Harddrive Capacity
Hi, I have a 80GB harddrive in my G4 Powerbook. The capacity it recognizes is 74.53GB. Where is the +5GB? This is the OEM Fujitsu harddrive that the PB came with when new. I did buy it with panther and currently running 10.4.10. Can anyone explain?
I have the same issue with my 20GB 3rd gen iPod. Capacity shows 18.59.
Thanks!
I have the same issue with my 20GB 3rd gen iPod. Capacity shows 18.59.
Thanks!
Comments
Hi, I have a 80GB harddrive in my G4 Powerbook. The capacity it recognizes is 74.53GB. Where is the +5GB? This is the OEM Fujitsu harddrive that the PB came with when new. I did buy it with panther and currently running 10.4.10. Can anyone explain?
I have the same issue with my 20GB 3rd gen iPod. Capacity shows 18.59.
They hide a few GB away in the back of the machines in order to store personal data that gets passed on to the NSA.

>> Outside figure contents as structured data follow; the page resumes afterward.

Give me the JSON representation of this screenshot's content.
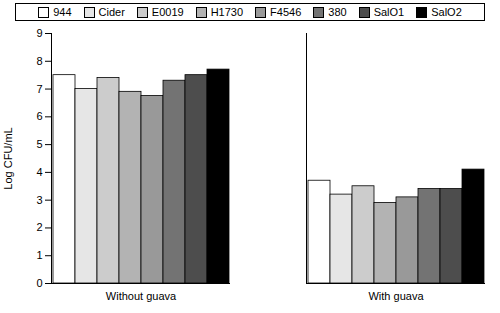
{
  "chart_data": {
    "type": "bar",
    "categories": [
      "Without guava",
      "With guava"
    ],
    "y_label": "Log CFU/mL",
    "ylim": [
      0,
      9
    ],
    "yticks": [
      0,
      1,
      2,
      3,
      4,
      5,
      6,
      7,
      8,
      9
    ],
    "legend": "top",
    "series": [
      {
        "name": "944",
        "color": "#ffffff",
        "values": [
          7.5,
          3.7
        ]
      },
      {
        "name": "Cider",
        "color": "#e6e6e6",
        "values": [
          7.0,
          3.2
        ]
      },
      {
        "name": "E0019",
        "color": "#cccccc",
        "values": [
          7.4,
          3.5
        ]
      },
      {
        "name": "H1730",
        "color": "#b3b3b3",
        "values": [
          6.9,
          2.9
        ]
      },
      {
        "name": "F4546",
        "color": "#999999",
        "values": [
          6.75,
          3.1
        ]
      },
      {
        "name": "380",
        "color": "#737373",
        "values": [
          7.3,
          3.4
        ]
      },
      {
        "name": "SalO1",
        "color": "#4d4d4d",
        "values": [
          7.5,
          3.4
        ]
      },
      {
        "name": "SalO2",
        "color": "#000000",
        "values": [
          7.7,
          4.1
        ]
      }
    ]
  }
}
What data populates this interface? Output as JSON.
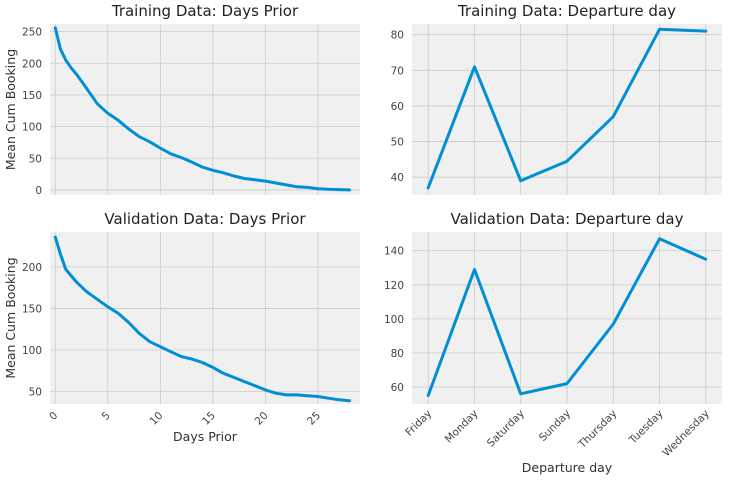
{
  "figure": {
    "background": "#ffffff",
    "panel_background": "#f0f0f0",
    "line_color": "#008fd5",
    "grid_color": "#cbcbcb"
  },
  "chart_data": [
    {
      "id": "train_days",
      "type": "line",
      "title": "Training Data: Days Prior",
      "xlabel": "",
      "ylabel": "Mean Cum Booking",
      "xlim": [
        -0.5,
        29
      ],
      "ylim": [
        -8,
        262
      ],
      "yticks": [
        0,
        50,
        100,
        150,
        200,
        250
      ],
      "xticks": [],
      "x": [
        0,
        0.5,
        1,
        1.5,
        2,
        3,
        4,
        5,
        6,
        7,
        8,
        9,
        10,
        11,
        12,
        13,
        14,
        15,
        16,
        17,
        18,
        19,
        20,
        21,
        22,
        23,
        24,
        25,
        26,
        27,
        28
      ],
      "y": [
        256,
        222,
        205,
        193,
        183,
        160,
        136,
        121,
        110,
        96,
        84,
        76,
        66,
        57,
        51,
        44,
        36,
        31,
        27,
        22,
        18,
        16,
        14,
        11,
        8,
        5,
        4,
        2,
        1,
        0.5,
        0
      ]
    },
    {
      "id": "train_dep",
      "type": "line",
      "title": "Training Data: Departure day",
      "xlabel": "",
      "ylabel": "",
      "categories": [
        "Friday",
        "Monday",
        "Saturday",
        "Sunday",
        "Thursday",
        "Tuesday",
        "Wednesday"
      ],
      "show_category_labels": false,
      "ylim": [
        35,
        83
      ],
      "yticks": [
        40,
        50,
        60,
        70,
        80
      ],
      "y": [
        37,
        71,
        39,
        44.5,
        57,
        81.5,
        81
      ]
    },
    {
      "id": "val_days",
      "type": "line",
      "title": "Validation Data: Days Prior",
      "xlabel": "Days Prior",
      "ylabel": "Mean Cum Booking",
      "xlim": [
        -0.5,
        29
      ],
      "ylim": [
        35,
        242
      ],
      "yticks": [
        50,
        100,
        150,
        200
      ],
      "xticks": [
        0,
        5,
        10,
        15,
        20,
        25
      ],
      "x": [
        0,
        0.5,
        1,
        2,
        3,
        4,
        5,
        6,
        7,
        8,
        9,
        10,
        11,
        12,
        13,
        14,
        15,
        16,
        17,
        18,
        19,
        20,
        21,
        22,
        23,
        24,
        25,
        26,
        27,
        28
      ],
      "y": [
        236,
        215,
        197,
        182,
        170,
        161,
        152,
        144,
        133,
        120,
        110,
        104,
        98,
        92,
        89,
        85,
        79,
        72,
        67,
        62,
        57,
        52,
        48,
        46,
        46,
        45,
        44,
        42,
        40,
        39
      ]
    },
    {
      "id": "val_dep",
      "type": "line",
      "title": "Validation Data: Departure day",
      "xlabel": "Departure day",
      "ylabel": "",
      "categories": [
        "Friday",
        "Monday",
        "Saturday",
        "Sunday",
        "Thursday",
        "Tuesday",
        "Wednesday"
      ],
      "show_category_labels": true,
      "ylim": [
        50,
        151
      ],
      "yticks": [
        60,
        80,
        100,
        120,
        140
      ],
      "y": [
        55,
        129,
        56,
        62,
        97,
        147,
        135
      ]
    }
  ]
}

It's mainly just the size differences between the way GB is expressed. If you consider that 1GB means 1,000,000,000 bytes then you get 80GB of space. The computer being binary sees 1GB as 2^30 = 1,073,741,824 bytes. Therefore you really only have 80,000,000,000/1,073,741,824 = 74.5GB. Some smaller amount gets lost on formatting (HFS+, MS-DOS etc.) too.

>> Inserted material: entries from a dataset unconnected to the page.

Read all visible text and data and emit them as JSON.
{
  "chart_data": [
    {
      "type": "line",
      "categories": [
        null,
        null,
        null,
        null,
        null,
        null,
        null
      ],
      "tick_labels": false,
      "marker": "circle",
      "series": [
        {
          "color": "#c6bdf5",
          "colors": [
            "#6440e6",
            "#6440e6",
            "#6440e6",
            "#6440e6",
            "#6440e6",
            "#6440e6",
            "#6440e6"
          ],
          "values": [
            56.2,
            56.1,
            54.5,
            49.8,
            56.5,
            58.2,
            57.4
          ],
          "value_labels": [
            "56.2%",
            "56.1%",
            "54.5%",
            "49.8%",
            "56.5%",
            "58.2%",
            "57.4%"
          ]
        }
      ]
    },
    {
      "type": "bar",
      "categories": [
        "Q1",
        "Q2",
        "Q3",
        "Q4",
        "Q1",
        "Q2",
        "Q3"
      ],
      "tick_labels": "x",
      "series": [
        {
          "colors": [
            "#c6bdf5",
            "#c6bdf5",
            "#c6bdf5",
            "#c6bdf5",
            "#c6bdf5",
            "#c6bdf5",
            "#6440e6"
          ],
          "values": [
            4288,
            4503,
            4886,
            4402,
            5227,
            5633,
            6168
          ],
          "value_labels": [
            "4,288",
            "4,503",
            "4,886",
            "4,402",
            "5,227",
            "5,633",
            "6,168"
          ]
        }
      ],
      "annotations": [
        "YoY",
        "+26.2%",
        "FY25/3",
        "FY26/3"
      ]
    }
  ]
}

Lots of people come across this problem at some point in time using a computer and we've discussed it a few times on this forum. The best idea really would be for the drive manufacturers to tell people the actual size of the drive, expressed in what is known as gibibytes:
http://en.wikipedia.org/wiki/Gibibyte
gigabytes as they are expressed on drive labelling are largely meaningless. I guess it keeps the numbers rounded off but I'd say that proper size info would be of more value to consumers. For example, if someone has 60GB of music then they might think a 60GB ipod would be a good idea but then find it only takes about 55GB of songs. Whereas if they had just said it's a 55GiB ipod then they might go for the 75GiB version.